Saviez-vous que Ronsard et Du Bellay ont assassiné Horimond de Lerne ? Connaissez-vous Alexandre Sevolap, poète romantique russe mort en duel ? Il serait regrettable de continuer à ignorer ces écrivains imaginaires, créés numériquement de toutes pièces par les 1ères de Laure Mayer, à Saint-Maximin, et Isabelle Albertini, à Toulon ! Le fake, emblématique de la culture numérique, peut-il devenir une activité scolaire ? La mystification, jubilatoire, s’avère bel et bien pédagogique : recherches d’histoire littéraire, storytelling biographique, écriture d’invention poétique. L’activité relève aussi de l’EMI : « À une époque que l’on dit celle de la « post vérité », où la question de la désinformation sur les réseaux sociaux par exemple se pose, mettre les élèves dans la posture du mystificateur et du mystifié nous permettait non seulement de créer de la motivation mais aussi une prise de conscience des modalités et enjeux de la manipulation. » Eclairages…
Dans quel contexte avez-vous conçu cette étonnante activité ?

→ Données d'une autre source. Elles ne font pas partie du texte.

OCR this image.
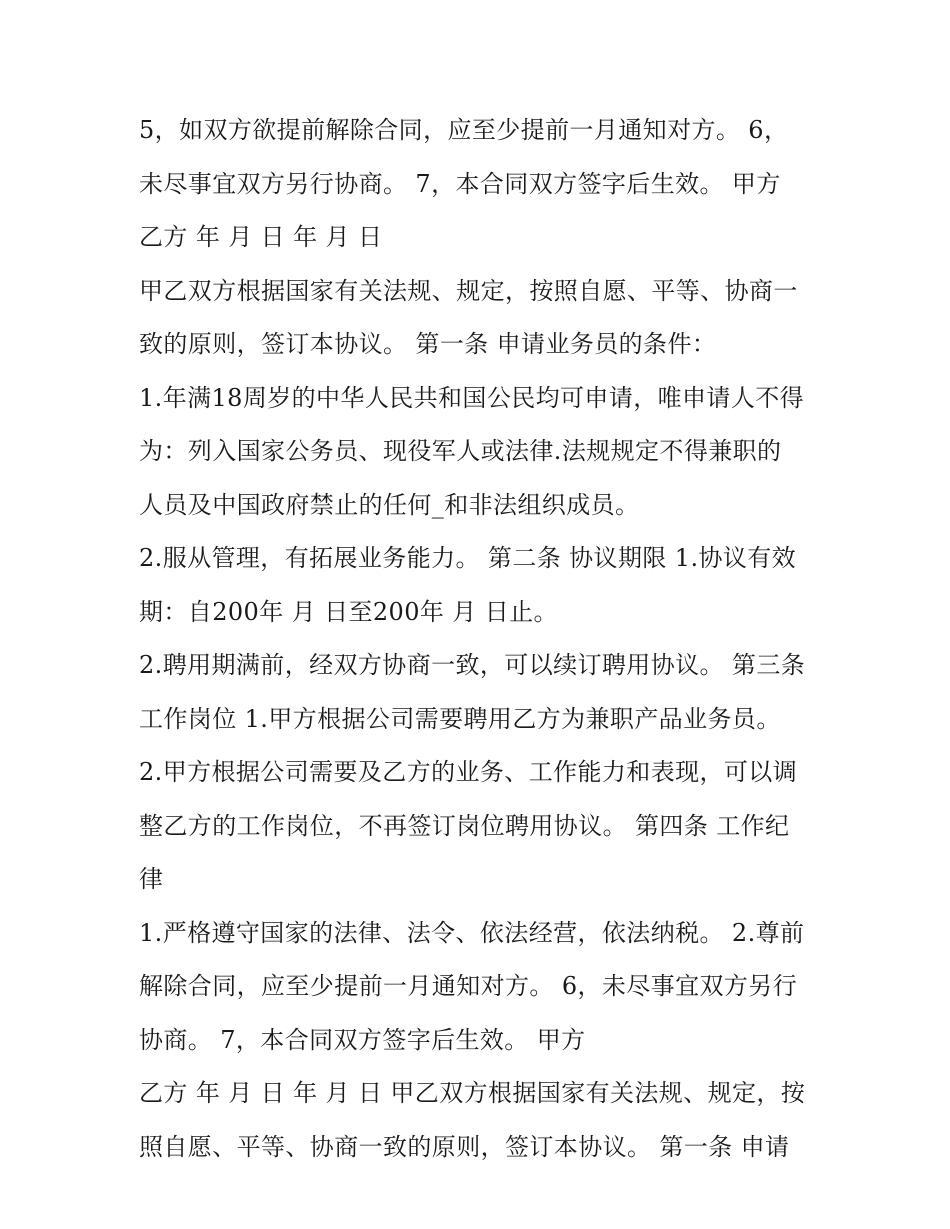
5，如双方欲提前解除合同，应至少提前一月通知对方。 6，
未尽事宜双方另行协商。 7，本合同双方签字后生效。 甲方
乙方 年 月 日 年 月 日
甲乙双方根据国家有关法规、规定，按照自愿、平等、协商一
致的原则，签订本协议。 第一条 申请业务员的条件：
1.年满18周岁的中华人民共和国公民均可申请，唯申请人不得
为：列入国家公务员、现役军人或法律.法规规定不得兼职的
人员及中国政府禁止的任何_和非法组织成员。
2.服从管理，有拓展业务能力。 第二条 协议期限 1.协议有效
期：自200年 月 日至200年 月 日止。
2.聘用期满前，经双方协商一致，可以续订聘用协议。 第三条
工作岗位 1.甲方根据公司需要聘用乙方为兼职产品业务员。
2.甲方根据公司需要及乙方的业务、工作能力和表现，可以调
整乙方的工作岗位，不再签订岗位聘用协议。 第四条 工作纪
律
1.严格遵守国家的法律、法令、依法经营，依法纳税。 2.尊前
解除合同，应至少提前一月通知对方。 6，未尽事宜双方另行
协商。 7，本合同双方签字后生效。 甲方
乙方 年 月 日 年 月 日 甲乙双方根据国家有关法规、规定，按
照自愿、平等、协商一致的原则，签订本协议。 第一条 申请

Cette idée est née d’un compagnonnage. Nous sommes deux enseignantes en poste dans des établissements distants du Var et nous avons rarement la possibilité de nous voir. Et pourtant nous avions le désir de travailler de conserve. Nous avons calé nos progressions cet été et nous tâchons de respecter à peu près le même rythme. Dans nos classes de Première, nous avons choisi d’ouvrir l’année sur une séquence centrée sur « poésie et engagement ». Les enjeux étaient multiples mais nous voulions apporter une attention toute particulière à la maitrise de la chronologie. Les élèves ont tant de mal à se repérer dans le temps, à ancrer leurs connaissances et les mettre en perspective sans « saucissonner » l’histoire littéraire en mouvements étanches et caricaturés. Nous avons voulu également stimuler la créativité des élèves par leur engagement dans l’écriture et les moyens visuels que les outils numériques mettent à notre disposition aujourd’hui. L’idée de faire réaliser des fakes, des mystifications littéraires, est née de cette double intention et les élèves ont tout de suite accroché.
Quelles étaient les consignes données aux élèves ?
« Vous allez inventer un poète de toutes pièces » ! Nous aimons bien provoquer un peu. Après la première réaction de surprise, ils ont vite compris où nous voulions en venir… « Alors ça veut dire qu’il va falloir… » et ils se sont mis à développer eux-mêmes tout ce qu’il était nécessaire de mettre en œuvre pour parvenir au résultat. Bien sûr nous avions dans notre manche une fiche où étaient dûment indiqués objectifs et consignes précises : « Inventez un poète – nom, personnalité, biographie, œuvre -, suffisamment crédible et vraisemblable pour être pris pour un écrivain réel, appartenant à l’un des mouvements suivants: l’humanisme, le romantisme ou le surréalisme. Un fake, en somme. »
Nous avons balisé le travail des élèves en autonomie sur l’écriture d’une notice biographique. Pour une courte présentation de son œuvre, nous avons réclamé que les élèves cherchent les thèmes de prédilection de leur poète en fonction de l’époque. Nous sommes allées jusqu’à demander les titres des principaux recueils, la conception de la poésie en jeu, quelques citations fictives. Quant à l’écriture d’un poème, il fallait qu’il soit en lien de préférence avec une œuvre d’art picturale contemporaine de l’auteur, comme si le poète était familier du peintre et avait effectivement écrit un poème en réponse ou en corrélation avec son tableau. Bien sûr il nous fallait une copie du vrai tableau en question. Certains sont même allés jusqu’à le fabriquer à partir de plusieurs images retravaillées grâce à des applications graphiques.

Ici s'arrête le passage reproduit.